Finish with a sprinkle of za’atar and serve at once.

This dip is better than incredible.

I served it with flatbread triangles.

The zucchini makes a nice base for the toppings.

It won’t be long until I make this again!

Full disclosure: I used goat cheese in this recipe instead of blue, only because there was blue cheese in another dish I served to friends the evening I served a variety of hors d’oeuvres.

 

 

 

 

85 thoughts on “Zucchini “Baba Ghanoush”

  1. Mini, this recipe will come in so handy this summer when we’re hopefully covered up with Zucchini. Looks so wonderfully creamy and yummy, wishing we had some local zukes to give it a try.

    • I don’t think I like anything bland! Try this one – the preparation is very different, with roasting of the zucchini, and then the layer of cooked eggy yogurt…

    • I always got marks for not proofreading, and I still don’t take the time to proofread. If I did I’d catch the typos and autocorrects!

  2. I have the book and have been wanting to make this… why I haven’t yet is another question, but your post is a good reminder! Looks amazing!

    • First of all, thank you! Secondly, I think this is prettier because honest to god, puréed eggplant is not pretty!!!

    • Well this recipe actually utilized zucchini, but you could substitute eggplant for sure. I don’t like traditional baba ghanoush because I’m a color person, and puréed eggplant is terribly unattractive to me!

  3. This sounds so good! Especially since I’m not a big fan of chickpeas. And what a great way to use zucchini which we always seem to have way too many of!

  4. The Roquefort is a little unexpected yet intriguing. I have enjoyed this cookbook as well. They’re pushing some very interesting boundaries.

    • Not intriguing enough for me to use it, but worth trying I guess. An Israeli cuisine expert and chef, Ronit, from Tasty Eats, says there’s no blue cheese in that cuisine, and that he was maybe trying to put his own stamp on this dish. I thought he only provided authentic cuisine in his cookbooks. Live and learn. But it’s really good with the goat cheese!

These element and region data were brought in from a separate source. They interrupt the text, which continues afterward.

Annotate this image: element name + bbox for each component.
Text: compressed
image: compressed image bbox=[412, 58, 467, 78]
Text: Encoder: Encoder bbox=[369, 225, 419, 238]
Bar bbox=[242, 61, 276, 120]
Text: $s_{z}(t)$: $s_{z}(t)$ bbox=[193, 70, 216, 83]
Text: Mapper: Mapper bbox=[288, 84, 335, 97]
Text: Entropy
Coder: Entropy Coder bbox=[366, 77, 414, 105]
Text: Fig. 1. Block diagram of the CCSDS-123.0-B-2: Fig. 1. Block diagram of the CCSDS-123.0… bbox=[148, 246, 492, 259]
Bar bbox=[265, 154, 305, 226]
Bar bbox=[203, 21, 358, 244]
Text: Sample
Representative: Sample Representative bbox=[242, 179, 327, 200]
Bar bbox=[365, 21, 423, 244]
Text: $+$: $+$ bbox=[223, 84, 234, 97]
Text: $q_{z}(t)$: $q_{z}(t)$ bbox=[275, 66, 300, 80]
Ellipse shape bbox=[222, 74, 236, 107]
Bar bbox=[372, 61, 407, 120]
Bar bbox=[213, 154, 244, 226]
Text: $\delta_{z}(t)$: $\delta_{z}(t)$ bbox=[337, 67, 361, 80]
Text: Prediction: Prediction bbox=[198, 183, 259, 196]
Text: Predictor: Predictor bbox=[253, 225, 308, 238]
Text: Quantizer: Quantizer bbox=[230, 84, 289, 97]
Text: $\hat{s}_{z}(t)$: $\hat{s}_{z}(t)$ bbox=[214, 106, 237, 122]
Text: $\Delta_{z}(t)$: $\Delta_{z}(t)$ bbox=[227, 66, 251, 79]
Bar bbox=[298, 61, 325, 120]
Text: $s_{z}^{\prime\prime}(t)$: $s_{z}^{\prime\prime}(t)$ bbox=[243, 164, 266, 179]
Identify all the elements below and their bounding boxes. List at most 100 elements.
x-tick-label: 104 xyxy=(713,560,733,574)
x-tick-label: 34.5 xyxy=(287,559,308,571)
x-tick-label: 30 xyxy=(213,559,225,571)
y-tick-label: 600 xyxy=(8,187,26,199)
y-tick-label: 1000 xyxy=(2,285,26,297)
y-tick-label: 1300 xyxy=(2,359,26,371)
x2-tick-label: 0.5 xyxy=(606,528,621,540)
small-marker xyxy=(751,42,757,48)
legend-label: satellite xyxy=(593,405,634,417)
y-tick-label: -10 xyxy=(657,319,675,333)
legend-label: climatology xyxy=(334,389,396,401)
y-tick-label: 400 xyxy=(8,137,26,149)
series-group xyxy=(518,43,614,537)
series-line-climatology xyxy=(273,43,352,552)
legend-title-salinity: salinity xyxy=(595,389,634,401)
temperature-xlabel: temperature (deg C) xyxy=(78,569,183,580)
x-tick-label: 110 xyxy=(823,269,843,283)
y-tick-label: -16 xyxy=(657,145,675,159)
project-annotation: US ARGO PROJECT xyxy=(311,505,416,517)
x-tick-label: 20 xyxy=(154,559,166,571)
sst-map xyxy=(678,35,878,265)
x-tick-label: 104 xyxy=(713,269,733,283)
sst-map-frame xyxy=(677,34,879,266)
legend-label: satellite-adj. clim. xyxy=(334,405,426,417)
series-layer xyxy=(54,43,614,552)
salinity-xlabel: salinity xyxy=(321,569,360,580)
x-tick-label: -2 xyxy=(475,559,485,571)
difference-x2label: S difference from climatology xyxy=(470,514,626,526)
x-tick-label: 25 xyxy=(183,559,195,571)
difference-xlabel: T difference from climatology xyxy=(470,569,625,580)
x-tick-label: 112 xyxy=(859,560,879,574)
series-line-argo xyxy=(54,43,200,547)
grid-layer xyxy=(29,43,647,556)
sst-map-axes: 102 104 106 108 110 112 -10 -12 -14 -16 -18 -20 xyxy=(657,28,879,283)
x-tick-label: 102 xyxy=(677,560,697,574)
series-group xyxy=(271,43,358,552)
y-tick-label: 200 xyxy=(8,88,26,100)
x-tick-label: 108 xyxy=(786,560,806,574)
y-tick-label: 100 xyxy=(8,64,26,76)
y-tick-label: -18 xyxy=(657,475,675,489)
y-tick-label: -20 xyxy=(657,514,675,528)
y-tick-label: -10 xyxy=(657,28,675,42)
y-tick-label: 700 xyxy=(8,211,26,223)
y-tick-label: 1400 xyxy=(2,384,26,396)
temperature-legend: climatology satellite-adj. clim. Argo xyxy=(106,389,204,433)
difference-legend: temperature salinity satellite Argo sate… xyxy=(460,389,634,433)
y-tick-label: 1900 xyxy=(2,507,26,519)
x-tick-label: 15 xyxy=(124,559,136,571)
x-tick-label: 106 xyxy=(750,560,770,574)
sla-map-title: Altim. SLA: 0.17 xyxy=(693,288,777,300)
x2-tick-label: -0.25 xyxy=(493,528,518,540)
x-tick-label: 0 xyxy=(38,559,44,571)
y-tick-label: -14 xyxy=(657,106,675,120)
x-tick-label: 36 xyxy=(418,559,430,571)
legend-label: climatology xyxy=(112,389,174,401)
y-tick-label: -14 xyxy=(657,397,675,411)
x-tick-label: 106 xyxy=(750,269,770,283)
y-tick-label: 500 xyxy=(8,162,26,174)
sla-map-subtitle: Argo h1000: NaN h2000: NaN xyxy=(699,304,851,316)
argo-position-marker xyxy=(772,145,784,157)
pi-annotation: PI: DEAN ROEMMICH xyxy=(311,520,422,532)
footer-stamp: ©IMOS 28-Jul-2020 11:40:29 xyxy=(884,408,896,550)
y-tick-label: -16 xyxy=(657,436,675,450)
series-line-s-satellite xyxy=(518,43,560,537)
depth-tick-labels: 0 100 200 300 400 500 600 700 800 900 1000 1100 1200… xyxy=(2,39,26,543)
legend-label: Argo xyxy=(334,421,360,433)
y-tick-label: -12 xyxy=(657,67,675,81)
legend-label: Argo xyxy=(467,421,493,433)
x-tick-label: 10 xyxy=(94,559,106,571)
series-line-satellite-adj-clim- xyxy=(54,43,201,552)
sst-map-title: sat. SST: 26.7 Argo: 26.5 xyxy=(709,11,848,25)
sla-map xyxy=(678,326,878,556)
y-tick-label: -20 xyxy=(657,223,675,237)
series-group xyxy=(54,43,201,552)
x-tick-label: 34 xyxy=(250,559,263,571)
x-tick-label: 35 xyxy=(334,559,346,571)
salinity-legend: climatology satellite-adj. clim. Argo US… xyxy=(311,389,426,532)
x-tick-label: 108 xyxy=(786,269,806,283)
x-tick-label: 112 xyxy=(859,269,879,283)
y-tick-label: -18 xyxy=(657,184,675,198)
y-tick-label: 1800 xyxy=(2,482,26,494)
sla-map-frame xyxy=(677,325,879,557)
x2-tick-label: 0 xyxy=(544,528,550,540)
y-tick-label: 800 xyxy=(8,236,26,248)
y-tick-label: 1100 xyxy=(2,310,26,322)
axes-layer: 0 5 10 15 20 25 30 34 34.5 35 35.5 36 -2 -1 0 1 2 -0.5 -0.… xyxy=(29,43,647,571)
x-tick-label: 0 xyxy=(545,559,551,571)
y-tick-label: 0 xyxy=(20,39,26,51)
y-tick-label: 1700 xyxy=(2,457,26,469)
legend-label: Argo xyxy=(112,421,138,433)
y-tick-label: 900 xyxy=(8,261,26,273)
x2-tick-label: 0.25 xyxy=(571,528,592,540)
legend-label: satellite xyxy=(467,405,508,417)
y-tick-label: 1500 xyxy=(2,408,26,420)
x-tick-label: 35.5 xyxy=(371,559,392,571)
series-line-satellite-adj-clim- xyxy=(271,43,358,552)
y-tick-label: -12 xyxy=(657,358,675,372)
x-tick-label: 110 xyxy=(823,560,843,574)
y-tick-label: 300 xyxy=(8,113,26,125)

  5. What a fun recipe idea, Mimi! I would never have thought about using zucchini in place of eggplant. Now I want to try that out myself…and I’ve been looking for a good way to use za’atar spice lately, too! Looks delicious!

    • It’s definitely much prettier than puréed eggplant, if you know what i mean! And the different elements are fun.

  6. Hubby is not wild about eggplant, so this is a very nice option for our kitchen…

    not sure I’ll be able to find goat’s milk yogurt, but maybe…

    • Oh, I didn’t. I just used regular. I’ve seen sheep’s yogurt in OKC, but that’s all. But I did use goat cheese!

  7. Dips can be SO good. Many are a little beauty-challenged, but who cares? It’s flavor I’m after, and this looks like it’s packed with it. Good stuff — thanks.

    • Hahahaha! Well that’s easy to do. I probably noticed it because as much as i love eggplant, my husband doesn’t, so this was a perfect substitute. Plus, honestly, traditional baba ghanoush isn’t pretty.

    • There is a recipe for spicy scrambled eggs that is so appealing to me, plus a few others that I’ve bookmarked. It’s a good book.

    • Ottolenghi, and a few others before him, have really brought light to a fabulous cuisine. Thank you!

  8. This looks like a nice combination of ingredients and the length of the list seems manageable (Ottenghi often uses endless ingredients). But I like almost anything that has blue cheese in it :-) I had to giggle at grated Roquefort. If it is real Roquefort, it is so soft there is no way to grate or even crumble it.

    • And according to Ronit, there’s no blue cheese in Israeli cuisine, so obviously this isn’t a traditional dish, either. When I saw “grated,” I assumed it was maybe slightly frozen so it could be grated? Who knows. But this is a lovely and manageable dip!

    • Exactly ! When I had the butter-sautéed pine nuts before, they were on a more traditional hummus, but there was also extra browned butter one top, as one would drizzle olive oil. Amazing.

  9. My husband won’t eat eggplant either, which is a bummer because it’s one of my top 5 favorite foods. This is an excellent substitute for when I make my Middle Eastern spreads. I really must buy Plenty More. Just made a potato and salmon grating by Ottolenghi that was beyond delicious.